We don't know what the formula or structure is going to be going forward
Eastern Province Rugby Union President Cheeky Watson has admitted that dealing with SARU is a tricky business.
The Port Elizabeth-based franchise have been at the centre of a rather perplexing riddle this year as SARU deliberate over how to fit six teams into the five spots in the South African Super Rugby conference next year.
The situation has been made even more complicated for Watson by the fact that he is seeking SARU's co-operation on a few other fronts, which means that he has had to "box clever" and be careful not to burn any bridges with the national union.
The latest rumour doing the rounds is that the Kings were offered R40-million by SARU to postpone their inclusion in Super Rugby next year.
Watson vehemently denied that the Kings have been offered any sum of money to do any such thing, but could do little to clarify the uncertainty surrounding the situation.
The issue stems from the fact that SARU have made two seemingly contradictory promises.
The offical line is that the Kings will play Super Rugby next year, but not at the expense of any other South African team.
Watson admitted in an interview with Algoa FM on Monday that the ambiguity of this statement has been the source of much frustration and added that he has no idea how the impasse can be resolved.
He said: "We have always found the statement rather ambigous and not giving any direction. There are all sorts of things that have been thrown at us to explain why the statement was as it is.
"We don't know what the formula or structure is going to be going forward.
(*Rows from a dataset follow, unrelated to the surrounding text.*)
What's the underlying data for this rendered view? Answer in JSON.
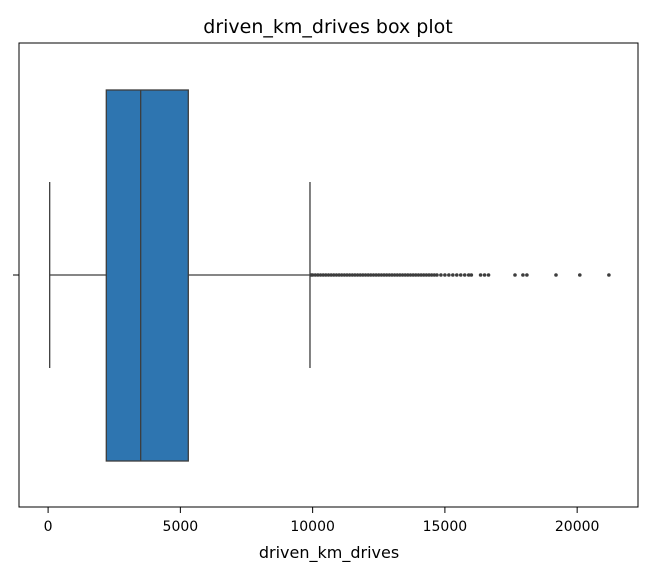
{
  "chart_data": {
    "type": "box",
    "title": "driven_km_drives box plot",
    "xlabel": "driven_km_drives",
    "ylabel": "",
    "orientation": "horizontal",
    "xlim": [
      -1100,
      22300
    ],
    "xticks": [
      0,
      5000,
      10000,
      15000,
      20000
    ],
    "xtick_labels": [
      "0",
      "5000",
      "10000",
      "15000",
      "20000"
    ],
    "grid": false,
    "legend": "none",
    "box": {
      "whisker_low": 60,
      "q1": 2200,
      "median": 3500,
      "q3": 5300,
      "whisker_high": 9900
    },
    "outliers": [
      9950,
      10000,
      10100,
      10200,
      10300,
      10400,
      10500,
      10600,
      10700,
      10800,
      10900,
      11000,
      11100,
      11200,
      11300,
      11400,
      11500,
      11600,
      11700,
      11800,
      11900,
      12000,
      12100,
      12200,
      12300,
      12400,
      12500,
      12600,
      12700,
      12800,
      12900,
      13000,
      13100,
      13200,
      13300,
      13400,
      13500,
      13600,
      13700,
      13800,
      13900,
      14000,
      14100,
      14200,
      14300,
      14400,
      14500,
      14600,
      14700,
      14850,
      15000,
      15150,
      15300,
      15450,
      15600,
      15750,
      15900,
      16000,
      16350,
      16500,
      16650,
      17650,
      17950,
      18100,
      19200,
      20100,
      21200
    ],
    "colors": {
      "box_fill": "#2e75b0",
      "box_edge": "#3d3d3d",
      "line": "#3d3d3d",
      "outlier": "#3d3d3d"
    }
  }
}
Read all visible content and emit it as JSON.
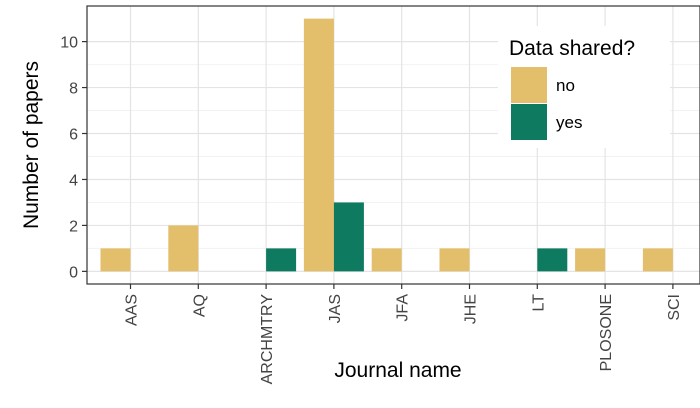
{
  "chart_data": {
    "type": "bar",
    "title": "",
    "xlabel": "Journal name",
    "ylabel": "Number of papers",
    "categories": [
      "AAS",
      "AQ",
      "ARCHMTRY",
      "JAS",
      "JFA",
      "JHE",
      "LT",
      "PLOSONE",
      "SCI"
    ],
    "series": [
      {
        "name": "no",
        "color": "#E3BE6B",
        "values": [
          1,
          2,
          0,
          11,
          1,
          1,
          0,
          1,
          1
        ]
      },
      {
        "name": "yes",
        "color": "#0E7A5F",
        "values": [
          0,
          0,
          1,
          3,
          0,
          0,
          1,
          0,
          0
        ]
      }
    ],
    "yticks": [
      0,
      2,
      4,
      6,
      8,
      10
    ],
    "ylim": [
      -0.55,
      11.55
    ],
    "grid": true,
    "legend": {
      "title": "Data shared?",
      "position": "top-right"
    }
  }
}
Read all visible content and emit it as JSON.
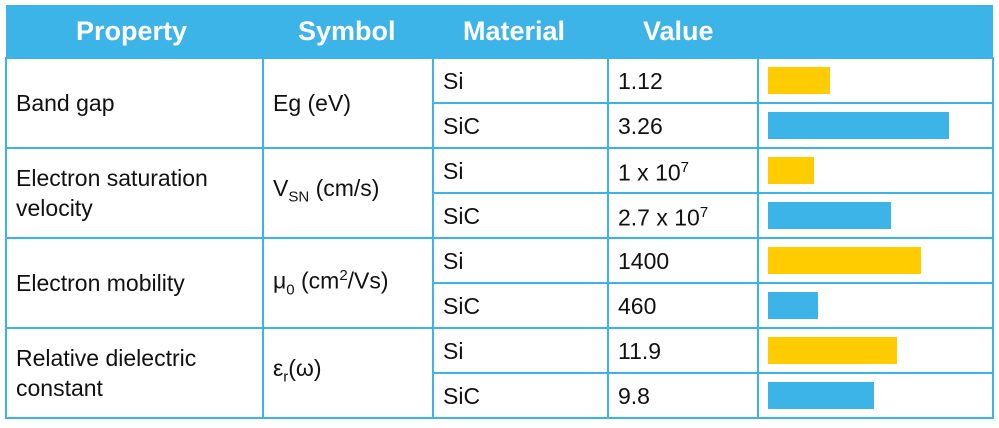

It is a problem that doesn't seem to be running away, the mountain just gets a little higher and the challenges more difficult.
"The only thing we are 100 percent certain of is that a full general council meeeting voted for the Kings' inclusion in 2013, more than that we don't know," added Watson.
The most likely options at this stage would seem to be either relegating the Lions, who finished as the bottom team in this year's competition, or some sort of merger, which would both represent compromises that none of the franchises are willing to make.
Watson said that the constant delays over making a decision that was originally meant to be finalised on July 13 is hurting both the Kings and the Lions.
"Not only are the Kings being affected adversely, the Lions are also being affected, but more so the Kings.
"The Lions are in the system and they have players who are playing Super Rugby at the moment and it would seem that they are going to maintain the contracts with the players but it makes life difficult for us to get sponsors and sign players," he said.
Watson said that the delay and uncertainty over the decision has already started affecting the Kings' planning for next season.
"It is really up in the air, we have been trying to push for a timeframe because we have had five or six international players on a string negotiating, but every now and again stories like this come out and negotiations fall flat.
"It has affected us dramatically and we are just waiting for a date. I understand that it is a dilemma for South African rugby because you want the Kings through to address the whole issue of transformation and being the heart and soul of black rugby in the country.
"You also have the dilemma of a Lions rugby union which has a rich history falling out of the system and disappearing altogether,"" he said.
The Kings boss explained that he cannot afford to get too aggressive with SARU over the matter as they are engaged in negotiations over bringing Test match rugby to Port Elizabeth next year.
"We just have to push on regardless because we are also trying to secure a Wallaby Test for next year so you can't throw your toys out the cot.
"We are fighting for Tests and we have the Sevens at the end of the year so it is a bit of a balancing act to ensure that top class rugby comes to the Eastern Cape and you have to box smartly and not upset anybody," he explained.